Sunday, May 15, 2011

The tragedy of 'I Am'

Great ideas don’t always translate into great cinema. Provocative subjects cannot, alas, always translate into provocative story-telling.
Given the dramatic story of the making of I Am, and its unique ability to capture the popular imagination of the social media for its funding, it’s surprising - and deeply disappointing – how expectations are belied.

What has happened here, in this film, is very simple. The film is poorly written. Full stop.

 I Am deals with problems which generally don’t get discussed – paedophily and homosexuality, artifical insemination and displacement of a full community of people from their homes, here, the Kashmiri Pandits.
Afia has an infidel husband who leaves her and she decides to have a child from a semen-donor. Her best friend is shocked when Megha asks the friend to check with her brother, if he would like to be a donor. She asks another friend for his semen. All she receives is a snide comment “Sure, but can we do it the traditional way.”  Then she goes to a clinic for a donation. But before agreeing to his donation, she wants to meet the donor. She does. And the meeting is bland and meaningless. All that happens is that the donor seems to take a slight fancy for her. But she’s not interested. So? Where is the battle, the internal struggle with prejudice? Where, in the name of heavens, is the drum-beaten sensitivity? The fact that the donor seems to have built a minicrush on her, and she tears his number off is an apology of a climax, which shows nothing.


The meaningless story-telling continues in the second story. Take Megha, a Kashmiri Pandit, in the second story. She goes to Srinagar to give her house to the residents who are staying there, because her family had fled during times of extreme unrest. Self-obsessed with her sorrow of loss, she rants on and on, until her Kashmiri friend tells her about the loss which the situation had wrought in the lives of the locals, and what it had done to their ambitions too. This piece is shown as a realisation which is ridiculous. Particularly after Megha sees the army-ridden cantonment the whole city ahd become. She seriously didn’t realize that the locals were living half-lives forever in the shadow of fear and violence?

And then Abhimanyu. He is a perfectly normal man with a girlfriend, and he carries on with another woman with whom he seems to be having a fairly ambiguous relationship. And the pain he carries inside himself like a precious heirloom on a mantel is that he was a victim of paedophily by a step-father. And then after the stepfather dies, he tells his grieving mother the truth and asks her – you didn’t know? The fact that he was sexually molested was by itself frightening. But what was the effect on him? How was his life, beyond his father, compromised? There’s absolutley no indication of that. A song with Abhimanyu standing alone in public spaces is hardly enough to show his internal turmoil.

And then Omar, the homosexual. He picks up a guy, wants to make out in a car, and is accosted by a tough policeman, and has his money and belongings taken away. Until he discovers he was set up.  Now the simple fact - it wasn’t his gay intimacy which made him get accosted by the police. His fate would have been the same if he had been caught flagrante delecto in a car with a woman . And he would have had to face the same cruel consequences. Plain and simple. What else did he expect? The simplistic logic baffles.

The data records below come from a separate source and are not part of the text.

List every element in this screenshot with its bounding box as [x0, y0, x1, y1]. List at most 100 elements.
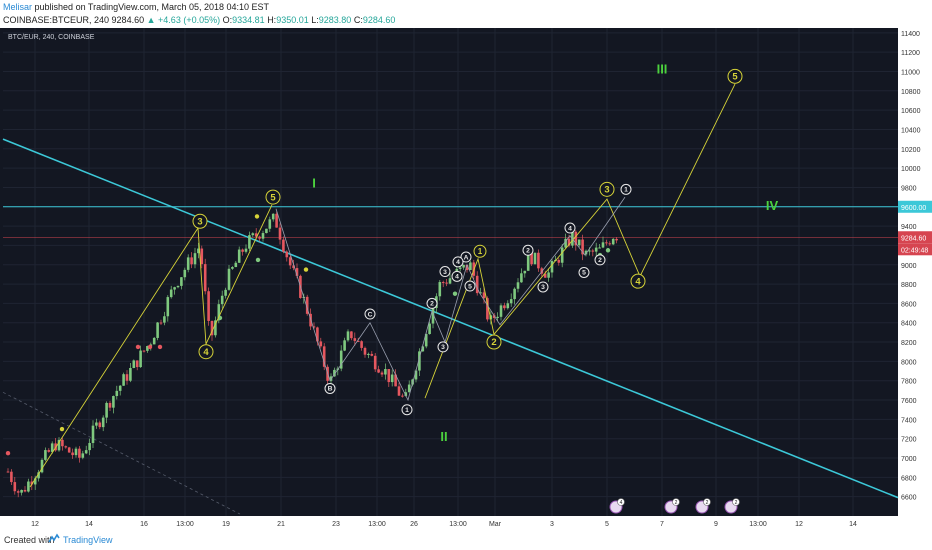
- chart-header: Melisar published on TradingView.com, Ma…: [0, 0, 932, 28]
- candle-body: [224, 289, 227, 296]
- candle-body: [129, 367, 132, 381]
- candle-body: [152, 337, 156, 345]
- indicator-dot: [254, 214, 260, 219]
- price-tag: [898, 243, 932, 256]
- candle-body: [275, 213, 278, 228]
- candle-body: [193, 253, 197, 265]
- candle-body: [567, 238, 571, 246]
- wave-label-text: 4: [635, 276, 641, 287]
- price-tick-label: 6600: [901, 495, 917, 502]
- candle-body: [421, 346, 425, 352]
- price-tick-label: 7200: [901, 437, 917, 444]
- price-tick-label: 8200: [901, 340, 917, 347]
- time-tick-label: 13:00: [176, 521, 194, 528]
- price-tick-label: 8400: [901, 321, 917, 328]
- wave-label-text: 2: [526, 248, 530, 255]
- candle-body: [288, 257, 292, 266]
- wave-label-2: 2: [486, 334, 502, 350]
- candle-body: [367, 353, 370, 355]
- price-tick-label: 11200: [901, 50, 920, 57]
- candle-body: [445, 282, 448, 284]
- wave-label-2: 2: [522, 244, 534, 256]
- wave-label-text: 4: [455, 274, 459, 281]
- time-tick-label: Mar: [489, 521, 502, 528]
- event-icon: 4: [609, 498, 625, 514]
- candle-body: [268, 219, 272, 229]
- price-chart[interactable]: 6600 6800 7000 7200 7400 7600 7800 8000 8200 8400…: [0, 28, 932, 530]
- wave-label-2: 2: [426, 297, 438, 309]
- chart-background: [0, 28, 932, 530]
- candle-body: [135, 360, 139, 368]
- candle-body: [526, 252, 530, 271]
- candle-body: [295, 268, 299, 276]
- wave-label-4: 4: [564, 222, 576, 234]
- wave-label-text: 3: [441, 344, 445, 351]
- candle-body: [404, 392, 408, 396]
- candle-body: [373, 355, 377, 370]
- candle-body: [173, 287, 176, 290]
- candle-body: [220, 295, 224, 305]
- candle-body: [234, 262, 238, 268]
- candle-body: [394, 374, 397, 387]
- trendline-descending: [2, 138, 899, 499]
- candle-body: [594, 247, 598, 252]
- candle-body: [560, 247, 564, 263]
- candle-body: [543, 273, 547, 278]
- candle-body: [509, 299, 513, 304]
- tradingview-brand-link[interactable]: TradingView: [63, 535, 113, 545]
- candle-body: [333, 369, 336, 377]
- candle-body: [387, 369, 391, 383]
- candle-body: [78, 448, 81, 458]
- candle-body: [115, 390, 119, 397]
- candle-body: [469, 262, 472, 271]
- price-tick-label: 8600: [901, 301, 917, 308]
- candle-body: [241, 249, 244, 252]
- candle-body: [210, 320, 214, 336]
- candle-body: [574, 231, 578, 246]
- wave-label-5: 5: [727, 68, 743, 84]
- candle-body: [384, 369, 387, 375]
- candle-body: [146, 346, 149, 351]
- event-icon-count: 2: [735, 500, 738, 506]
- wave-label-1: 1: [401, 404, 413, 416]
- indicator-dot: [157, 344, 163, 350]
- candle-body: [71, 452, 74, 456]
- candle-body: [67, 447, 71, 453]
- wave-label-text: 5: [270, 192, 275, 203]
- candle-body: [353, 338, 357, 341]
- time-tick-label: 13:00: [749, 521, 767, 528]
- candle-body: [390, 374, 394, 383]
- candle-body: [16, 491, 20, 493]
- close-label: C:: [353, 15, 363, 25]
- roman-wave-label: I: [312, 176, 316, 191]
- author-link[interactable]: Melisar: [3, 2, 33, 12]
- high-label: H:: [267, 15, 277, 25]
- candle-body: [520, 273, 523, 283]
- candle-body: [190, 257, 193, 265]
- candle-body: [346, 331, 350, 341]
- wave-label-A: A: [460, 251, 472, 263]
- candle-body: [401, 395, 404, 397]
- candle-body: [414, 370, 418, 380]
- candle-body: [475, 275, 479, 294]
- time-tick-label: 14: [849, 521, 857, 528]
- wave-label-text: 1: [624, 187, 628, 194]
- roman-wave-label: IV: [766, 198, 779, 213]
- candle-body: [377, 369, 380, 373]
- candle-body: [407, 384, 411, 393]
- candle-body: [564, 238, 567, 248]
- chart-footer: Created with TradingView: [0, 530, 932, 550]
- candle-body: [506, 303, 510, 309]
- candle-body: [13, 482, 17, 492]
- wave-label-3: 3: [537, 281, 549, 293]
- candle-body: [462, 264, 465, 268]
- candle-body: [601, 242, 605, 248]
- candle-body: [200, 248, 204, 265]
- candle-body: [282, 239, 285, 252]
- wave-label-text: 3: [443, 269, 447, 276]
- time-tick-label: 26: [410, 521, 418, 528]
- wave-label-4: 4: [198, 344, 214, 360]
- event-icon-count: 4: [620, 500, 623, 506]
- price-tick-label: 8800: [901, 282, 917, 289]
- candle-body: [343, 340, 346, 351]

Onir has been on a downward slide after My Brother Nikhil. His Bas Ek Pal was a shameless lift of an Aldomovar film. His Sorry Bhai was good-looking and empty-feeling. And in this film, his shallowness comes out in the lame writing and incoherent search for a core center, which is never really found.

The tragedy of the film lies in its lack of powerful stories which move and make us question our prejudices. Just picking up a topic doesn’t indicate an automatic investigation of all the issues which make the topic incendiary. For example, whilst in the Omar-sequence, the policeman scene is lacerating in its impact, it is a consequence more of Omar’s horniness and indiscriminate choice of picking someone off the street to make love to. Where is the trauma of being a gay?

The lack of ideas reflects in the faux-artiness in the Abhimanya-sequence where he keeps having dreams of himself as a girl. One sees no indication of him facing any real problems in his day-to-day life.

The tragedy of the film does not lie in its characters but its artless and clueless writer and director.